Kernels and SVMs
By Jake Robers on March 6th 2016
Welcome back! If you missed the last post, be sure to check out some sweet Naive Bayes logic.
So what is a Support Vector Machine? An SVM allows us to classify data in a way that is similar to Naive Bayes, but uses different formulas to yield more powerful results. This allows us to classify data that has a bit more complexity when represented on a graph.
If you recall from the scatterplot post, we were working with decision boundaries to classify data. This was a fairly simple task because we were able to draw a line, and have a clear separation in our data.
Now imagine you have a scatterplot that is a bit more complex -- perhaps something like this:
You may notice that this is a sinusoidal wave -- the equation
y = sin(x). Since we know the pattern of the data, it is still possible to classify the data! Though it may not be intuitive at first, all we need to do is create an additional feature to help us make the decision boundary.
features = [[x1, y1], [x2, y2], [x3, y3], ... , [xn, yn]] for x in feature_training: x.append(sin(x)) >> [[x1, y1, z1], [x2, y2, z2], [x3, y3, z3], ... , [xn, yn, zn]]
Now that we converted our vector space into a third dimension (based on the sine function), we have a clear separation of data when graphed.
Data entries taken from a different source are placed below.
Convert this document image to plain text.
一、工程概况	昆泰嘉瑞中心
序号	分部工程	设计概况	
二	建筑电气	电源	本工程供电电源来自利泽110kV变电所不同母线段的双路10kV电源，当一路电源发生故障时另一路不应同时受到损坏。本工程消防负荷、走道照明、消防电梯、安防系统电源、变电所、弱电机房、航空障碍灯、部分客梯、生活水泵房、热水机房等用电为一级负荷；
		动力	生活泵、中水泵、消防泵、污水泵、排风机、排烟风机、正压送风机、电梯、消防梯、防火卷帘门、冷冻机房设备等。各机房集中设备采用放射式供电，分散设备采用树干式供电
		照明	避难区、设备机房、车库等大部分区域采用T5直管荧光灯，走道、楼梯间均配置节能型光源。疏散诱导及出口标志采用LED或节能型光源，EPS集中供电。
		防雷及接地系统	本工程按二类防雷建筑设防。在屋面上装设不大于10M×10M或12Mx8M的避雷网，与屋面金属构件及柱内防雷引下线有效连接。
The cool thing is that you can add as many features as you feel necessary to divide the vectors appropriately. The one drawback is that it can get fairly overwhelming once the data gets much more complex. So, what happens when there is a pattern that we cannot clearly define? This is where the kernel comes into play.
There are a couple of parameters that are important to be aware of while using SVM. These parameters are also specified in the sklearn documentation. The most important one is the kernel. Also know that the kernel is not only limited to SVM, it can be used for other machine learning algorithms as well.
Imagine working with a dataset that has an extremely large set of features.
test_features = [[1, 2, 3, ... 10000], ... 100000]
Now if we had a feature containing 10,000 indicies, and we have to train on 100,000 of these inputs, you can probably imagine that this would take a really long time. Never fear, the kernel is here!
The kernel trick is very useful if you need to build a classifier given a very complex input. It is able to generalize a large amount of information without having to individually associate each feature index with a label.
There are many different types of kernel functions, and as you would imagine, each one is used in different situations. Even though Sklearn provides many different kernel functions (linear, poly, rbf, sigmoid, or precomputed), you can even make your own. Here are a few scatterplot examples as well as which kernel type should be used.
Notice how you can even make your own islands for classifying data? This is a perfect example of using a kernel to classify data that has no obvious mathematical function associated with it.
One issue that you may fall victim to is overfitting. Overfitting occurs when a complex function is provided for a dataset that is not as complicated. Imagine the RBF kernel was used to classify the below dataset.
If the brown vector is supposed to be associated with the blue dataset, we can see that we have just misclassified the brown datapoint. Notice how if a linear function were to be used, we would not have misclassified this data.
Despite the differences between SVM and Naive Bayes, Sklearn uses a very similar syntax. In fact, if we wanted to express last weeks example with SVM, we could just copy/paste the code, and make some slight modifications. All we need to do is import
sklearn.svm.SVC and use it the same way we used
Since this is very similar to the GaussianNB, I will be implementing the SVM with pseudocode.
import numpy as np from sklearn.svm import SVC features = [[1, 2, 3], [4, 5, 6], ..., [x, y, z]] labels = [0, 1, ..., 0] classifier = SVC() classifier.fit(features, labels)
All in all, SVMs are great for classifying more complicated data that does not have an intuitive pattern. However be careful, SVMs are much slower compared to other algorithms, so it may not be the best option when working with large datasets. Additionally, SVMs are not very noise tolerant, so be careful if you're working with fuzzy datasets.
Finally, the kernel trick is wonderful for classifying data in a more generalized fashion. This not only allows us to classify datasets with an infinite number of features, but also increases performance!